Золотящийся звук Лермонтова, цветные варианты восприятия поэзия, - поэзии, определяющей щедрость бытия…
Нежнейшие из возможных русских звуков: Я, Матерь Божия, ныне с молитвою…
Инфернален ли Демон?
В Лермонтове было сгущение сил: той степени, что позволяла обращаться к безднам: заглядывая в них, черпать из оных…
Но – Демон очеловечен, именно таков, чтобы воспринимался людьми…
Ветка Палестины будет ли поднята?
Он стоит особняком – Лермонтов, собирая звуки так, что реальность их преобразуется, что будущее открывается всей суммою граней, что ощущение величия поэзии понимается совершенно иначе, чем было до него…
Забелел парус.
Он забелел резко: мятежом и бунтом, столь влекли которые поэта, не выбиравшего стезю: ведь собственный характер невозможно выбрать, он вложен в нас…
Парус развернётся алебастровым цветком невероятной яркости: поражая поколения, заставляя сверять ощущения, осмысливать данность иначе.
В том числе – под углом поиска бури, бунта, возможно, ради переустройства миропорядка в целом.
…промчатся тучки: нежные и гонимые, возникнут ассоциации с людскими судьбами, которые и имелись в виду, когда запускались механизмы совершенного отделанного стиха.
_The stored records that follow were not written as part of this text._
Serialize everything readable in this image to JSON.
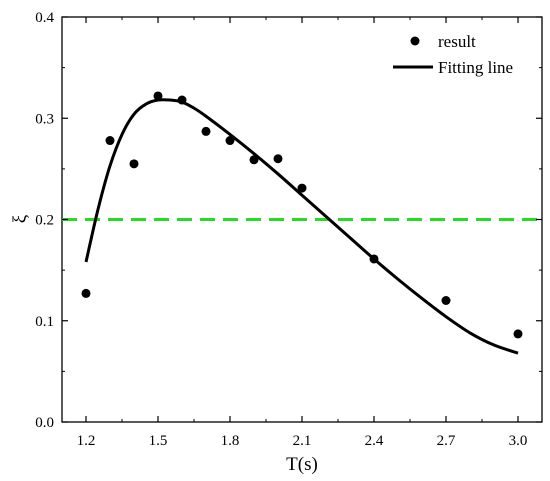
{
  "chart_data": {
    "type": "scatter",
    "title": "",
    "xlabel": "T(s)",
    "ylabel": "ξ",
    "xlim": [
      1.1,
      3.1
    ],
    "ylim": [
      0.0,
      0.4
    ],
    "xticks": [
      1.2,
      1.5,
      1.8,
      2.1,
      2.4,
      2.7,
      3.0
    ],
    "xtick_labels": [
      "1.2",
      "1.5",
      "1.8",
      "2.1",
      "2.4",
      "2.7",
      "3.0"
    ],
    "yticks": [
      0.0,
      0.1,
      0.2,
      0.3,
      0.4
    ],
    "ytick_labels": [
      "0.0",
      "0.1",
      "0.2",
      "0.3",
      "0.4"
    ],
    "grid": false,
    "legend_position": "top-right",
    "series": [
      {
        "name": "result",
        "type": "scatter",
        "color": "#000000",
        "x": [
          1.2,
          1.3,
          1.4,
          1.5,
          1.6,
          1.7,
          1.8,
          1.9,
          2.0,
          2.1,
          2.4,
          2.7,
          3.0
        ],
        "y": [
          0.127,
          0.278,
          0.255,
          0.322,
          0.318,
          0.287,
          0.278,
          0.259,
          0.26,
          0.231,
          0.161,
          0.12,
          0.087
        ]
      },
      {
        "name": "Fitting line",
        "type": "line",
        "color": "#000000",
        "x": [
          1.2,
          1.25,
          1.3,
          1.35,
          1.4,
          1.45,
          1.5,
          1.55,
          1.6,
          1.65,
          1.7,
          1.8,
          1.9,
          2.0,
          2.1,
          2.2,
          2.3,
          2.4,
          2.5,
          2.6,
          2.7,
          2.8,
          2.9,
          3.0
        ],
        "y": [
          0.158,
          0.21,
          0.253,
          0.284,
          0.304,
          0.314,
          0.318,
          0.318,
          0.316,
          0.31,
          0.302,
          0.284,
          0.265,
          0.245,
          0.224,
          0.203,
          0.182,
          0.161,
          0.141,
          0.122,
          0.104,
          0.088,
          0.076,
          0.068
        ]
      }
    ],
    "reference_lines": [
      {
        "axis": "y",
        "value": 0.2,
        "color": "#22dd22",
        "style": "dashed"
      }
    ]
  }
}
…в общем – не игра в разочарованность, а она сама: И скучно, и грустно… – свидетельствует об этом: больно хорошо видны людские пороки, шибко всё прогнозируемо, и… вообще: пустота жизни молнией способна разнести сознание.
Он предчувствовал свою смерть, или искал её?
Кажется, порой – нарывался.
Всё к тому же залито одиночеством:
Как страшно жизни сей оковы
Нам в одиночестве влачить.
Делить веселье — все готовы:
Никто не хочет грусть делить.
Один я здесь, как царь воздушный,
Страданья в сердце стеснены,
И вижу, как судьбе послушно,
Года уходят, будто сны…
Власть его чрезмерна и чрезвычайна: этой власти невозможно противостоять: жуть в этом.
Лермонтов хорошо знал жуть.
И – видел гармонию, словно сгущённую субстанцию: одно из гармоничнейших стихотворений: Выхожу один я на дорогу…
Нет, не смертный сон могилы влечёт: нечто потустороннее, какой-то свой вариант духовидения…
Или и впрямь был им Лермонтов - духовидцем?
Он оставил тайн больше, чем какой-либо другой поэт; и тайны эти – сложные, как устройство мозга, проводимые через внешний музыкальный слой стиха гипнотизируют читателя веками.